Career Pathways Descriptive and Analytical Study
Client: U.S. Department of Labor (DOL)
Abt is exploring possible applications of machine learning to advance knowledge about career pathways. As part of a contract with DOL, Abt will use machine learning to examine a large set of resumes to gather information on how individuals move through their careers. Abt also will analyze qualitative data from research reports to identify characteristics of career pathways programs. Additional possible applications include the analysis of research materials (e.g., interviews and notes) from Abt projects on career pathways to determine the main themes in the current body of research. Ideas for future use cases include web-based tools to address fundamental questions about career pathways training for job-seeking clients such as an interactive chat bot built into a job center website.

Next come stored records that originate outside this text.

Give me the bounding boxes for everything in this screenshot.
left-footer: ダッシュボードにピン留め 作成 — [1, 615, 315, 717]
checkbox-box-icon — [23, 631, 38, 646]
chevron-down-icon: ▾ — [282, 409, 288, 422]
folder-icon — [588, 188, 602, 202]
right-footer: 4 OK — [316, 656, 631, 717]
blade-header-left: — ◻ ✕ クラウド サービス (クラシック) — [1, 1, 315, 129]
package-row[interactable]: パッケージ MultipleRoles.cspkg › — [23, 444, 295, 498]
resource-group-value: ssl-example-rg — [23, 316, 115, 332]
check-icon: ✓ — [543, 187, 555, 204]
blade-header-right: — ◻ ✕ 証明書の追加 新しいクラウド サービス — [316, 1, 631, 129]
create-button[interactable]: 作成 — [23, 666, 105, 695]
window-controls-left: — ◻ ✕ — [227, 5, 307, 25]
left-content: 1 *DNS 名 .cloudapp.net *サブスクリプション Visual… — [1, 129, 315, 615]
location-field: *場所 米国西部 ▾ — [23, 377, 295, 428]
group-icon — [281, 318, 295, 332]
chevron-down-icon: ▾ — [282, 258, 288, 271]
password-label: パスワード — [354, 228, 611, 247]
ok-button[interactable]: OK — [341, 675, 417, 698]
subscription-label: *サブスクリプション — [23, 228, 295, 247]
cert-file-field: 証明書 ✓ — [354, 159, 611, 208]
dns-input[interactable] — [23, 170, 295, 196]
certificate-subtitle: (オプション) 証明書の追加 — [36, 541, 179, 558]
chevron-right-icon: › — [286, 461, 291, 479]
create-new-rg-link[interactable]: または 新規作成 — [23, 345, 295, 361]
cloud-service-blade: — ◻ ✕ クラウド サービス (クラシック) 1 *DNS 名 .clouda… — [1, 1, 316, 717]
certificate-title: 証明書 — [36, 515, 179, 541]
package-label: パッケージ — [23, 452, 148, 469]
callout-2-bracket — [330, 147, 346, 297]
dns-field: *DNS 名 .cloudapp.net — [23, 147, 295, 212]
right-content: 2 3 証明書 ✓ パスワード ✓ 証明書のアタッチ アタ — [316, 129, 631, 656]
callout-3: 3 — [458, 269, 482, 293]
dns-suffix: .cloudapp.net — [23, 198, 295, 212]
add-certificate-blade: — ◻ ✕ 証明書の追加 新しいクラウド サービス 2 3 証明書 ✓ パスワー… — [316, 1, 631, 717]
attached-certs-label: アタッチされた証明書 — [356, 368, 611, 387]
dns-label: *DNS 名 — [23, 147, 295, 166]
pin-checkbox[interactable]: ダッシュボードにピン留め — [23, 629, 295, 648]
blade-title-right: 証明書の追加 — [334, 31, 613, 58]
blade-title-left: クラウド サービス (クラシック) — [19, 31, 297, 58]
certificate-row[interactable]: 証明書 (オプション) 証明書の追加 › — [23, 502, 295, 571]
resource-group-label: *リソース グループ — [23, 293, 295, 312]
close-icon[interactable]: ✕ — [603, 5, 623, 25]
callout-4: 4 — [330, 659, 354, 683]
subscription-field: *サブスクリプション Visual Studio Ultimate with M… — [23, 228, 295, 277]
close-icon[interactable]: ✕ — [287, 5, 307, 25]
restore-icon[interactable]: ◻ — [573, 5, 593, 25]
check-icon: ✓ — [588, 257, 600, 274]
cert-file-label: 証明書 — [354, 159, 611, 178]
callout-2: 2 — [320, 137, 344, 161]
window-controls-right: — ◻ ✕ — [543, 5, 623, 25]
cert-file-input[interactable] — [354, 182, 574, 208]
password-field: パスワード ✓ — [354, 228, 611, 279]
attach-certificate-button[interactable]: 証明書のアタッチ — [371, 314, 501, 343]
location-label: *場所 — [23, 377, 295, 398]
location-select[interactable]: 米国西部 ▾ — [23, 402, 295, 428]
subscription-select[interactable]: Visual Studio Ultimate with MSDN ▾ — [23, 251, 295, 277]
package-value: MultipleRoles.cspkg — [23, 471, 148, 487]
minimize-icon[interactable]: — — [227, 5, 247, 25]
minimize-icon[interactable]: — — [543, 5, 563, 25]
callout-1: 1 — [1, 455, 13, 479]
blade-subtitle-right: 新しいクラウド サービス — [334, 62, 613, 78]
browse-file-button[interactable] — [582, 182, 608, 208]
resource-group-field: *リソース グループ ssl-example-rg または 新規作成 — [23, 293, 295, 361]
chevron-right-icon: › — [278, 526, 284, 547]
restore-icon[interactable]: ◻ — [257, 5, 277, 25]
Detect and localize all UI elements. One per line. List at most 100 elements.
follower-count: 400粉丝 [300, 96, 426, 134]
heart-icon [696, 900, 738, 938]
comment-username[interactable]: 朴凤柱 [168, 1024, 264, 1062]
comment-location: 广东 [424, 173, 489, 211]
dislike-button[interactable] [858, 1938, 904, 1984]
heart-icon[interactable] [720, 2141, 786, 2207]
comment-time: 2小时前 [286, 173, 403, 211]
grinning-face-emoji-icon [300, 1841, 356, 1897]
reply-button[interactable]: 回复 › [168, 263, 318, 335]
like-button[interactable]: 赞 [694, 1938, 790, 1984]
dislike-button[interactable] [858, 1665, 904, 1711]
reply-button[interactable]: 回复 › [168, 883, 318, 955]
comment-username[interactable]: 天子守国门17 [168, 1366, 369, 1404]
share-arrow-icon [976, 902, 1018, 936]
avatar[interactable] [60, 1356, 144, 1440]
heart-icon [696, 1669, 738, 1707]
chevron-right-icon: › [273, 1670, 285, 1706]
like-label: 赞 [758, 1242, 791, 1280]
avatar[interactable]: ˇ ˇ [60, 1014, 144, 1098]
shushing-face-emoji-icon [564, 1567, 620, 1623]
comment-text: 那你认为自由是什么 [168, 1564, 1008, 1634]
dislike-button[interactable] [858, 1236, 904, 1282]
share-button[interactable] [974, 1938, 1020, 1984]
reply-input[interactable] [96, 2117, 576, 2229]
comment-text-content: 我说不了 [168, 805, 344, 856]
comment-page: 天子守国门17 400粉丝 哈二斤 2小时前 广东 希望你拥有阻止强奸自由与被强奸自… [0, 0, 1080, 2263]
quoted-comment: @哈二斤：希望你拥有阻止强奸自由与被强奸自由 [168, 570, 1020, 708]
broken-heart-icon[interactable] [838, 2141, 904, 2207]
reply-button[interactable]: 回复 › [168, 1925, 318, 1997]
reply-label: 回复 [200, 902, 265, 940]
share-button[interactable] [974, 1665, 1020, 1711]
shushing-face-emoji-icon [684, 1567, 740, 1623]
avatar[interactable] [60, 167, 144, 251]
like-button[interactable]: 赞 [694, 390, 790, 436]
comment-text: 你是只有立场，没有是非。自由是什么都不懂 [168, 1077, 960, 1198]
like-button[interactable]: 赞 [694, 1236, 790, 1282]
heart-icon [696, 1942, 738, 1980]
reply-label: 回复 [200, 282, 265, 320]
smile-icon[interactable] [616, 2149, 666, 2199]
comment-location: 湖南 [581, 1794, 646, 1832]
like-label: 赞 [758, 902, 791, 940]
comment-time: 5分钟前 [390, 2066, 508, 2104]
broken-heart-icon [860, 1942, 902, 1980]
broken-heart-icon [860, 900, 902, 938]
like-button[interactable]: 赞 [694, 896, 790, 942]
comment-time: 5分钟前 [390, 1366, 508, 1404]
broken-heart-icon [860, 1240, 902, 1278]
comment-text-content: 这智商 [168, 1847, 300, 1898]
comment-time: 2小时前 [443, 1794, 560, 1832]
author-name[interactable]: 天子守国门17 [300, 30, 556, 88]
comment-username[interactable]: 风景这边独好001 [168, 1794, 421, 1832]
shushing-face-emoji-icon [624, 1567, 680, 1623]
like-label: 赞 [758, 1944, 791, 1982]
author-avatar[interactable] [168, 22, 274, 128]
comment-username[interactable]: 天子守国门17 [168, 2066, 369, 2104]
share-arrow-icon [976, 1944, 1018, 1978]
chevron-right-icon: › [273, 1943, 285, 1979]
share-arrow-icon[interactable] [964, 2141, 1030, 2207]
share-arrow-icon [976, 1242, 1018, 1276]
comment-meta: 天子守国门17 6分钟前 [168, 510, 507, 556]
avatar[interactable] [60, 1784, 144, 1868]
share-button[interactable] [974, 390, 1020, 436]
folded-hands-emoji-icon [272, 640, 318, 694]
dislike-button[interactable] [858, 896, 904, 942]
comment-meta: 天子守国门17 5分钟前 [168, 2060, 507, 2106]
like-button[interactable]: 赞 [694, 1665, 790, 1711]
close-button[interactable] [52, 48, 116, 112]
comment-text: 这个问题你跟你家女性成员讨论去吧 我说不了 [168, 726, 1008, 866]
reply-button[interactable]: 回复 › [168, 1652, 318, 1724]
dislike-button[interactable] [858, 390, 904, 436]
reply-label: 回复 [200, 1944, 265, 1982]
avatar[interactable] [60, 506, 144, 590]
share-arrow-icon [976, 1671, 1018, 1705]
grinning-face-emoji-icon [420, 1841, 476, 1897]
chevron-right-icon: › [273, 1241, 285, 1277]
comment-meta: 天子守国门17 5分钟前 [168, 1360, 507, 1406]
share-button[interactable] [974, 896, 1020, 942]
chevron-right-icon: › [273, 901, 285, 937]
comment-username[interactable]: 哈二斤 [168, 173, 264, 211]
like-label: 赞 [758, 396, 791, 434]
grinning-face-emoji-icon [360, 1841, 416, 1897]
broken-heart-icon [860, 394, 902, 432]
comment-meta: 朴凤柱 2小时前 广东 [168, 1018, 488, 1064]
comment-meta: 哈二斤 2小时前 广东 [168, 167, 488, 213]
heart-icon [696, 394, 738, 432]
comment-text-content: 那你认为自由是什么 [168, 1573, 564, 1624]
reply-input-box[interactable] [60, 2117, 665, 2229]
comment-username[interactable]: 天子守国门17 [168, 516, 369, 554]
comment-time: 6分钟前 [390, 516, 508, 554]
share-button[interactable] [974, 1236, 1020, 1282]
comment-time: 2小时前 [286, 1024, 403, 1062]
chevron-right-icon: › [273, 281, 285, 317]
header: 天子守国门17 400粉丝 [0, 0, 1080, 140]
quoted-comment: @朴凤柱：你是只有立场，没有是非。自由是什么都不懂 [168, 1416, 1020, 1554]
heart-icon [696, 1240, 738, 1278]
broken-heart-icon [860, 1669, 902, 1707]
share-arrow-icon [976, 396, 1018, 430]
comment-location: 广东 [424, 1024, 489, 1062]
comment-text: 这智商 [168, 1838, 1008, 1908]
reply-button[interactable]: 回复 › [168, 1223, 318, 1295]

Using Machine Learning for Targeted Nonresponse Follow-up in Large Community Surveys
Client: Los Angeles Public Health Department and Texas Department of Transportation
Abt uses machine learning to target important subgroups for non-response follow up in mixed mode surveys. In situations where initial recruitment has not met expectations for certain subgroups, Abt (like many other survey vendors) uses external data to assist with targeted nonresponse follow-up. The external data often are incomplete and sporadic. The Abt difference is in the use of regional data (e.g., Census information) and machine learning to improve targeting. Abt relies on a combination of random forest models and simple neural networks to make such predictions, both of which can work well with incomplete data. Our clients in California and Texas are benefitting from better insights into where we can target follow-up to increase responses from under-represented or high-priority groups. Recently, we were more than 80 percent effective at identifying a specific subgroup of interest to one client for targeted follow-up. These algorithms need direction from subject matter experts to be most effective. So we combine machine learning with our vast knowledge of survey design and implementation to reduce the need for nonresponse follow-up, which is critical to achieving client goals.
President’s Malaria Initiative (PMI) VectorLink
Client: United States Agency for International Development (USAID)
Abt is working with USAID to minimize the threat of malaria by using a variety of prevention and treatment techniques. To gain deeper insight into spray operations and get more real-time information to get ahead of malaria, Abt developed a variety of applications to combat the disease. Recognizing that stakeholders at various levels want to know where spray operations have occurred, Abt built a chat bot to answer questions around where, how many and when homes were sprayed with insecticide. The chat bot works in both settings with connection to the internet and in unconnected locations. To get ahead of malaria, Abt aggregated disparate data sources--entomological, topographic, atmospheric and demographic--to build machine learning models to estimate insecticide resistance at different sentinel sites. With this knowledge, teams are better able to mobilize resources more quickly, deploy personnel more efficiently and study the impacts of their spray operations.